Hillsborough County Commissioners oppose a plan to pump water from a sinkhole near Thonotosassa as one source to restore flow to the Lower Hillsborough River; meeting as the county’s Environmental Protection Commission Thursday morning, commissioners unanimously voted to ask the region’s water management district for an extension to challenge the permit to pump. And if that fails, the EPC’s general counsel Rick Tschantz says they’re prepared to take legal action to stop the Southwest Florida Water Management District from pumping.

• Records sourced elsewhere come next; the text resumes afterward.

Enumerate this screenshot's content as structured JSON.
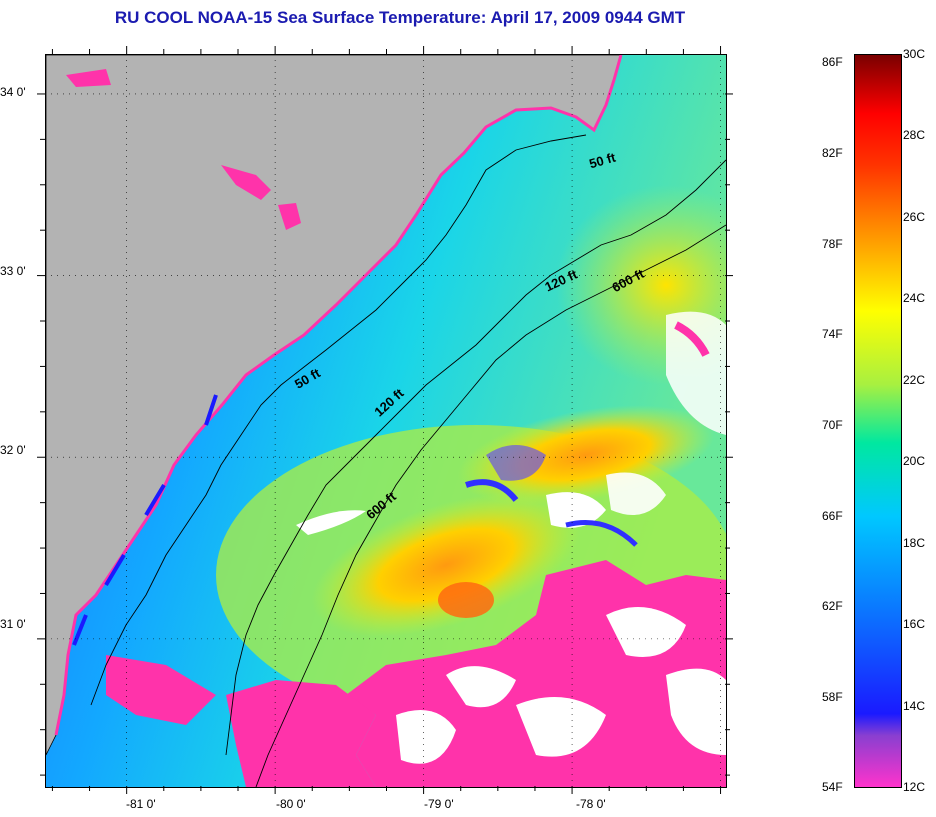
{
  "title": "RU COOL  NOAA-15  Sea Surface Temperature:  April 17, 2009 0944 GMT",
  "axes": {
    "lon_labels": [
      "-81 0'",
      "-80 0'",
      "-79 0'",
      "-78 0'"
    ],
    "lat_labels": [
      "34 0'",
      "33 0'",
      "32 0'",
      "31 0'"
    ],
    "lon_range": [
      -81.55,
      -76.97
    ],
    "lat_range": [
      30.19,
      34.22
    ],
    "lon_ticks": [
      -81,
      -80,
      -79,
      -78
    ],
    "lat_ticks": [
      34,
      33,
      32,
      31
    ]
  },
  "contours": {
    "c50": {
      "label": "50 ft"
    },
    "c120": {
      "label": "120 ft"
    },
    "c600": {
      "label": "600 ft"
    },
    "c50b": {
      "label": "50 ft"
    },
    "c120b": {
      "label": "120 ft"
    },
    "c600b": {
      "label": "600 ft"
    }
  },
  "colorbar": {
    "fahrenheit": [
      "86F",
      "82F",
      "78F",
      "74F",
      "70F",
      "66F",
      "62F",
      "58F",
      "54F"
    ],
    "celsius": [
      "30C",
      "28C",
      "26C",
      "24C",
      "22C",
      "20C",
      "18C",
      "16C",
      "14C",
      "12C"
    ],
    "colors": [
      "#ff33cc",
      "#8a3fd0",
      "#1a1aff",
      "#0a7cff",
      "#00c8ff",
      "#00e8a0",
      "#a8f040",
      "#ffff00",
      "#ff9900",
      "#ff3300",
      "#ff0000",
      "#7a0000"
    ]
  },
  "colors": {
    "land": "#b3b3b3",
    "cloud_mask": "#ff33aa",
    "title": "#1b1bb0"
  }
}
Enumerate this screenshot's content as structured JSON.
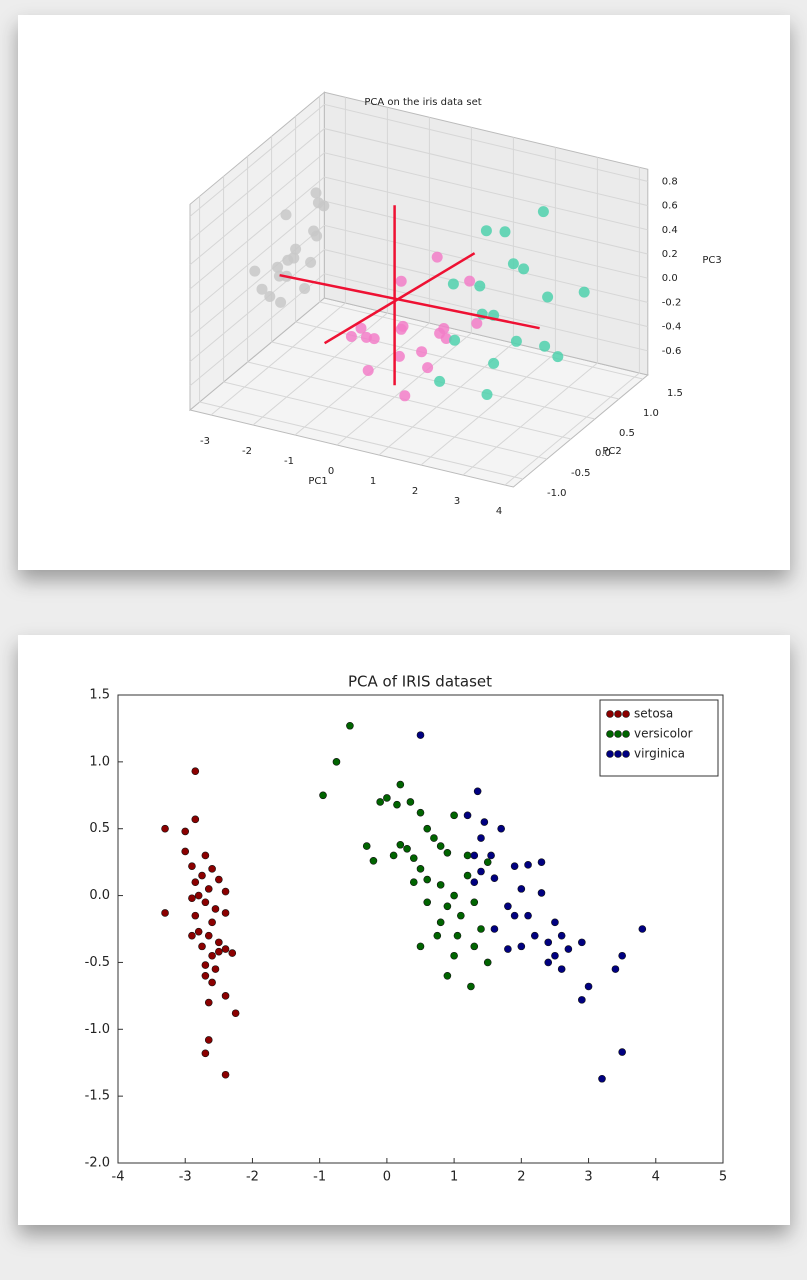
{
  "chart_data": [
    {
      "type": "scatter3d",
      "title": "PCA on the iris data set",
      "xlabel": "PC1",
      "ylabel": "PC2",
      "zlabel": "PC3",
      "xlim": [
        -3.5,
        4.2
      ],
      "ylim": [
        -1.2,
        1.6
      ],
      "zlim": [
        -0.8,
        0.9
      ],
      "xticks": [
        -3,
        -2,
        -1,
        0,
        1,
        2,
        3,
        4
      ],
      "yticks": [
        {
          "value": -1,
          "label": "-1.0"
        },
        -0.5,
        {
          "value": 0,
          "label": "0.0"
        },
        0.5,
        {
          "value": 1,
          "label": "1.0"
        },
        1.5
      ],
      "zticks": [
        -0.6,
        -0.4,
        -0.2,
        {
          "value": 0,
          "label": "0.0"
        },
        0.2,
        0.4,
        0.6,
        0.8
      ],
      "grid": true,
      "series": [
        {
          "color": "#c8c8c8",
          "x": [
            -2.7,
            -2.9,
            -2.5,
            -3.1,
            -2.6,
            -2.8,
            -2.4,
            -3.0,
            -2.7,
            -2.5,
            -2.9,
            -2.6,
            -2.2,
            -2.8,
            -3.2,
            -2.4,
            -2.7,
            -2.6
          ],
          "y": [
            0.3,
            0.1,
            0.5,
            -0.2,
            0.8,
            0.2,
            0.0,
            0.4,
            -0.4,
            0.6,
            0.9,
            -0.1,
            0.3,
            0.7,
            0.2,
            -0.3,
            0.1,
            0.4
          ],
          "z": [
            0.1,
            0.0,
            0.2,
            0.05,
            0.3,
            -0.1,
            0.15,
            -0.05,
            0.0,
            0.4,
            0.35,
            -0.2,
            0.25,
            -0.15,
            -0.3,
            0.1,
            0.45,
            -0.25
          ]
        },
        {
          "color": "#f27ec8",
          "x": [
            0.2,
            0.5,
            -0.3,
            1.0,
            0.8,
            -0.6,
            0.1,
            1.3,
            0.6,
            -0.1,
            0.4,
            1.1,
            -0.8,
            0.9,
            0.3,
            1.5,
            0.0,
            0.7
          ],
          "y": [
            0.0,
            -0.3,
            0.4,
            0.2,
            -0.6,
            0.1,
            0.8,
            -0.2,
            0.5,
            -0.5,
            -0.9,
            0.6,
            -0.2,
            -0.1,
            0.3,
            0.4,
            -0.7,
            -0.4
          ],
          "z": [
            -0.2,
            -0.1,
            0.0,
            -0.3,
            -0.2,
            -0.4,
            0.1,
            -0.1,
            -0.35,
            -0.15,
            -0.25,
            0.05,
            -0.3,
            -0.45,
            -0.5,
            -0.2,
            0.0,
            -0.6
          ]
        },
        {
          "color": "#4fd1ad",
          "x": [
            1.8,
            2.2,
            2.5,
            1.5,
            2.9,
            3.3,
            2.0,
            2.7,
            1.6,
            3.6,
            2.4,
            3.0,
            1.9,
            2.6,
            3.8,
            2.1,
            1.4,
            3.2
          ],
          "y": [
            0.2,
            -0.1,
            0.5,
            0.6,
            0.0,
            0.3,
            -0.5,
            -0.3,
            0.9,
            0.8,
            1.0,
            -0.7,
            0.4,
            0.2,
            -0.2,
            -0.9,
            0.0,
            0.6
          ],
          "z": [
            0.2,
            0.1,
            0.3,
            0.5,
            -0.1,
            0.2,
            0.0,
            -0.2,
            0.4,
            0.1,
            0.6,
            -0.3,
            -0.1,
            0.45,
            0.0,
            -0.2,
            0.25,
            -0.4
          ]
        }
      ]
    },
    {
      "type": "scatter",
      "title": "PCA of IRIS dataset",
      "legend": "upper right",
      "xlim": [
        -4,
        5
      ],
      "ylim": [
        -2,
        1.5
      ],
      "xticks": [
        -4,
        -3,
        -2,
        -1,
        0,
        1,
        2,
        3,
        4,
        5
      ],
      "yticks": [
        {
          "value": -2,
          "label": "-2.0"
        },
        -1.5,
        {
          "value": -1,
          "label": "-1.0"
        },
        -0.5,
        {
          "value": 0,
          "label": "0.0"
        },
        0.5,
        {
          "value": 1,
          "label": "1.0"
        },
        1.5
      ],
      "series": [
        {
          "name": "setosa",
          "color": "#8b0000",
          "x": [
            -2.85,
            -3.3,
            -3.0,
            -2.85,
            -3.0,
            -2.7,
            -2.9,
            -2.6,
            -2.75,
            -2.5,
            -2.85,
            -2.65,
            -2.4,
            -2.9,
            -2.7,
            -3.3,
            -2.55,
            -2.85,
            -2.4,
            -2.6,
            -2.8,
            -2.65,
            -2.9,
            -2.5,
            -2.75,
            -2.4,
            -2.3,
            -2.6,
            -2.55,
            -2.7,
            -2.6,
            -2.4,
            -2.65,
            -2.25,
            -2.65,
            -2.7,
            -2.4,
            -2.5,
            -2.7,
            -2.8
          ],
          "values": [
            0.93,
            0.5,
            0.48,
            0.57,
            0.33,
            0.3,
            0.22,
            0.2,
            0.15,
            0.12,
            0.1,
            0.05,
            0.03,
            -0.02,
            -0.05,
            -0.13,
            -0.1,
            -0.15,
            -0.13,
            -0.2,
            -0.27,
            -0.3,
            -0.3,
            -0.35,
            -0.38,
            -0.4,
            -0.43,
            -0.45,
            -0.55,
            -0.6,
            -0.65,
            -0.75,
            -0.8,
            -0.88,
            -1.08,
            -1.18,
            -1.34,
            -0.42,
            -0.52,
            0.0
          ]
        },
        {
          "name": "versicolor",
          "color": "#006400",
          "x": [
            -0.55,
            -0.75,
            -0.95,
            0.2,
            -0.1,
            0.0,
            0.15,
            0.35,
            0.5,
            -0.3,
            0.2,
            0.3,
            0.1,
            0.4,
            -0.2,
            0.6,
            0.7,
            0.8,
            0.9,
            1.0,
            0.5,
            0.6,
            0.8,
            0.4,
            1.2,
            1.0,
            0.9,
            1.3,
            0.6,
            0.8,
            1.1,
            0.75,
            1.05,
            1.3,
            0.5,
            1.0,
            1.5,
            0.9,
            1.25,
            1.4,
            1.5,
            1.2
          ],
          "values": [
            1.27,
            1.0,
            0.75,
            0.83,
            0.7,
            0.73,
            0.68,
            0.7,
            0.62,
            0.37,
            0.38,
            0.35,
            0.3,
            0.28,
            0.26,
            0.5,
            0.43,
            0.37,
            0.32,
            0.6,
            0.2,
            0.12,
            0.08,
            0.1,
            0.15,
            0.0,
            -0.08,
            -0.05,
            -0.05,
            -0.2,
            -0.15,
            -0.3,
            -0.3,
            -0.38,
            -0.38,
            -0.45,
            -0.5,
            -0.6,
            -0.68,
            -0.25,
            0.25,
            0.3
          ]
        },
        {
          "name": "virginica",
          "color": "#000080",
          "x": [
            0.5,
            1.35,
            1.2,
            1.45,
            1.7,
            1.4,
            1.3,
            1.55,
            1.4,
            1.6,
            1.3,
            1.9,
            2.1,
            2.3,
            2.0,
            1.8,
            1.9,
            2.1,
            2.2,
            2.4,
            2.6,
            2.9,
            2.0,
            1.8,
            2.5,
            2.7,
            2.4,
            2.6,
            3.0,
            2.9,
            3.4,
            3.5,
            3.8,
            3.5,
            3.2,
            1.6,
            2.3,
            2.5
          ],
          "values": [
            1.2,
            0.78,
            0.6,
            0.55,
            0.5,
            0.43,
            0.3,
            0.3,
            0.18,
            0.13,
            0.1,
            0.22,
            0.23,
            0.25,
            0.05,
            -0.08,
            -0.15,
            -0.15,
            -0.3,
            -0.35,
            -0.3,
            -0.35,
            -0.38,
            -0.4,
            -0.45,
            -0.4,
            -0.5,
            -0.55,
            -0.68,
            -0.78,
            -0.55,
            -0.45,
            -0.25,
            -1.17,
            -1.37,
            -0.25,
            0.02,
            -0.2
          ]
        }
      ]
    }
  ]
}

“So what we want to have happen is to not let it go final and not have to file a petition by Christmas Eve. So if they allow an extension we can have some time to talk to them, dig into the terms and technical issues of the permit and then make our decision perhaps in January about whether we should challenge it or whether it can be worked out.”
And by ‘challenge’ do you mean a legal challenge?
“Yes. It’s a petition administrative hearing, it’s not in circuit court. It’s an administrative hearing that would be before a DOA, Division of Administrative Hearings hearing officer.”
And would you go ahead with that if you either don’t hear back from them by the 24th deadline or if they decline the extension?
“Yes. I think the commissioners today indicated that if we don’t hear back from them they were in favor of filing a petition challenging this permit. So if we do not get the extension, we will be filing the challenge.”
The Hillsborough EPC isn’t the only group threatening legal action against SWFWMD if an extension isn’t granted by next Thursday’s deadline for a challenge to pumping Morris Bridge Sink. John Ovink is an attorney with Friends of the River who brought the 1999 lawsuit to restore fresh water flow to the Lower Hillsborough River in the first place. He says the EPC’s opposition to pumping may be enough. But if not, Friends of the River could sue the water management district.
“If the SWFWMD is not ready to put off this decision, postpone their decision, and sit around the table then we have no choice. … Even though we are a citizen action group we are not a part of government. And sometimes one branch of the government has a lot more pull on another branch than a couple of hundred citizens.”
Ovink was one of five members of the public who encouraged commissioners to stop the plan to pump water from Morris Bridge Sink.
Commissioner Stacy White is concerned that the fragile wetlands could suffer and drinking water wells could be damaged if the sinkhole is pumped.
“My input would be that we act swiftly and be prepared to file this challenge if that’s what it’s going to take.”
Opponents of pumping water from Morris Bridge Sink say the other sources to augment water to the Lower Hillsborough River are enough under most conditions. Commissioner Kevin Beckner pointed out that there are other sources of drinking water than the river.
“I think there’s many other solutions that can be sought out.”
Commissioners voted 6-0 to oppose pumping water from Morris Bridge Sink. Ken Hagan was not at the meeting.